Technically, to interact with a deployed contract another party must know the contract's ABI which is the formal interface which declares the names, the types of return values, the types of arguments of all the functions/fields that you as contract developer decide to be visible (read public).
The ABI is a Json document, for sake of simplicity look at this example.
//This contract takes your money and store your addr
//for greetings. Nothing special. Then the deployer
//can destroy all and take money.

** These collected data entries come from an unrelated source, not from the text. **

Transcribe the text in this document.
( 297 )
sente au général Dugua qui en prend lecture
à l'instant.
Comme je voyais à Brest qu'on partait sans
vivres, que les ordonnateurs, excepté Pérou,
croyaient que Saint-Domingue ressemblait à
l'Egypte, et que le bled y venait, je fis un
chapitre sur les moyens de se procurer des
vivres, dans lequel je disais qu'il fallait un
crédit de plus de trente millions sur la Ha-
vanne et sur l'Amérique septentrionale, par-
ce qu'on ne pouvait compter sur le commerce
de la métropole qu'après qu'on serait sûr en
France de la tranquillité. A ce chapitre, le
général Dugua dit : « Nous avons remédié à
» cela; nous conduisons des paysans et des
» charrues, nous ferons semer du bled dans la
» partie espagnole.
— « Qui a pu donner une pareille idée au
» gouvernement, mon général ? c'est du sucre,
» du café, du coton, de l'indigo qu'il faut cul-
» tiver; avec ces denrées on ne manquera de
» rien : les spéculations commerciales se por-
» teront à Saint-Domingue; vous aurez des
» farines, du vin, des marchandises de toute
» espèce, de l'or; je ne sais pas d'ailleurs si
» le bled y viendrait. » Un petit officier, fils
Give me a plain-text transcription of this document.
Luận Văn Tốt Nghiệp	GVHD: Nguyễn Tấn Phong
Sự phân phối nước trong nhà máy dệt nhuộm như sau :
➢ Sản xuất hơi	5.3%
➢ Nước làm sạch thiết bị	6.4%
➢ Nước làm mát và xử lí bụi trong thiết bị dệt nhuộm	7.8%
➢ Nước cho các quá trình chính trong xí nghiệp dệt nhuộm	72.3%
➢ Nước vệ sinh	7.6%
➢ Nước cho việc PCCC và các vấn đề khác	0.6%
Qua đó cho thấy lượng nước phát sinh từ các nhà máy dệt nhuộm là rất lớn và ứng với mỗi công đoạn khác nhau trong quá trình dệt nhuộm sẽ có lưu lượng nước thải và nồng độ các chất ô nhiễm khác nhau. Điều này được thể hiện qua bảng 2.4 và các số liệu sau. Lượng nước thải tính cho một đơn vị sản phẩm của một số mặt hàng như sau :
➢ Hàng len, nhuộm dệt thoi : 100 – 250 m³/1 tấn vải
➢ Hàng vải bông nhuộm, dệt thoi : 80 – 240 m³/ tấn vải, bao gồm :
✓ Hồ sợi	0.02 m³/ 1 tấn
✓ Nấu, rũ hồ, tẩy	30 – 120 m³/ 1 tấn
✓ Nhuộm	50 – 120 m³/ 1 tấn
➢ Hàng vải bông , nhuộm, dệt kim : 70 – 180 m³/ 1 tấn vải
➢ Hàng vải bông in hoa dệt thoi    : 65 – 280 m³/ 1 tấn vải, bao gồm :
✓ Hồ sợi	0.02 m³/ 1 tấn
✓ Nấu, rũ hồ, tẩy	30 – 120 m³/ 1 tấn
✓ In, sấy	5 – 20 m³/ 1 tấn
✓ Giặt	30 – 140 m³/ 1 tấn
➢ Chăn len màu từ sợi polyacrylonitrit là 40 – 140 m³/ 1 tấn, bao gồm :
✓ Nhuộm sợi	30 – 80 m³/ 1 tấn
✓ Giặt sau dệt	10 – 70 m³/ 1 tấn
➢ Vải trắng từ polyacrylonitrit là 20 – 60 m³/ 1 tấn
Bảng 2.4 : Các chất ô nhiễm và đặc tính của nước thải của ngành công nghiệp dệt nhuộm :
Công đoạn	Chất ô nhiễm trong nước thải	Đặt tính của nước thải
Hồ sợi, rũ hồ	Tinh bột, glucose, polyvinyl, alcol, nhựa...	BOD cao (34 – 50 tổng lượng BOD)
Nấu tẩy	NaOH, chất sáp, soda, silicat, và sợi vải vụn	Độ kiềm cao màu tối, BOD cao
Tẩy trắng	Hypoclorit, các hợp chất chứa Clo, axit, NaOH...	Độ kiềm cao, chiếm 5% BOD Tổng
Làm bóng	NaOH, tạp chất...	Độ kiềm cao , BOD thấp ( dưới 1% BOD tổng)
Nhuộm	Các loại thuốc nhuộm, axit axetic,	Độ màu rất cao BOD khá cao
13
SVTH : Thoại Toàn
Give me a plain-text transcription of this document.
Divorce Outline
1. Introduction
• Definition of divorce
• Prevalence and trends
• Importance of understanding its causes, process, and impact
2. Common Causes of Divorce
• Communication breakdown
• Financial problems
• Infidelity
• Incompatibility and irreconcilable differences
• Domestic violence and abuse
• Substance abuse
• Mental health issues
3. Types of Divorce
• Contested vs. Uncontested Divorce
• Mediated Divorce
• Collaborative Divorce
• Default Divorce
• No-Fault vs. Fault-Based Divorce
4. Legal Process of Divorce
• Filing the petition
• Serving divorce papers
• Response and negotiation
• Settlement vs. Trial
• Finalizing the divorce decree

Genius!
contract Hello{
address public greetings;
address public owner;
function Hello() public{
owner = msg.sender;
}
function () payable public{
greetings = msg.sender;
}
function takeMoneyAndDestroy() public{
require(msg.sender == owner);
selfdestruct(owner);
}
}
The corresponding ABI will be
[
{
"constant": true,
"inputs": [],
"name": "owner",
"outputs": [
{
"name": "",
"type": "address"
}
],
"payable": false,
"stateMutability": "view",
"type": "function"
},
{
"constant": true,
"inputs": [],
"name": "greetings",
"outputs": [
{
"name": "",
"type": "address"
}
],
"payable": false,
"stateMutability": "view",
"type": "function"
},
{
"constant": false,
"inputs": [],
"name": "takeMoneyAndDestroy",
"outputs": [],
"payable": false,
"stateMutability": "nonpayable",
"type": "function"
},
{
"inputs": [],
"payable": false,
"stateMutability": "nonpayable",
"type": "constructor"
},
{
"payable": true,
"stateMutability": "payable",
"type": "fallback"
}
]
Once you deploy this contract on the chain, you'll get a contract address, say 0x01. You can then access this contract from a wallet like MyEtherWallet and in the section https://www.myetherwallet.com/#contracts you can easily insert the address and the ABI.
The next step is simple as MyEtherWallet will allow you to invoke functions/transactions with the contract.
About Web3. This library bridges html/js applications in the browser with a "provider" service (your ETH full node, or other API producer) which in turn will translate the calls into transactions.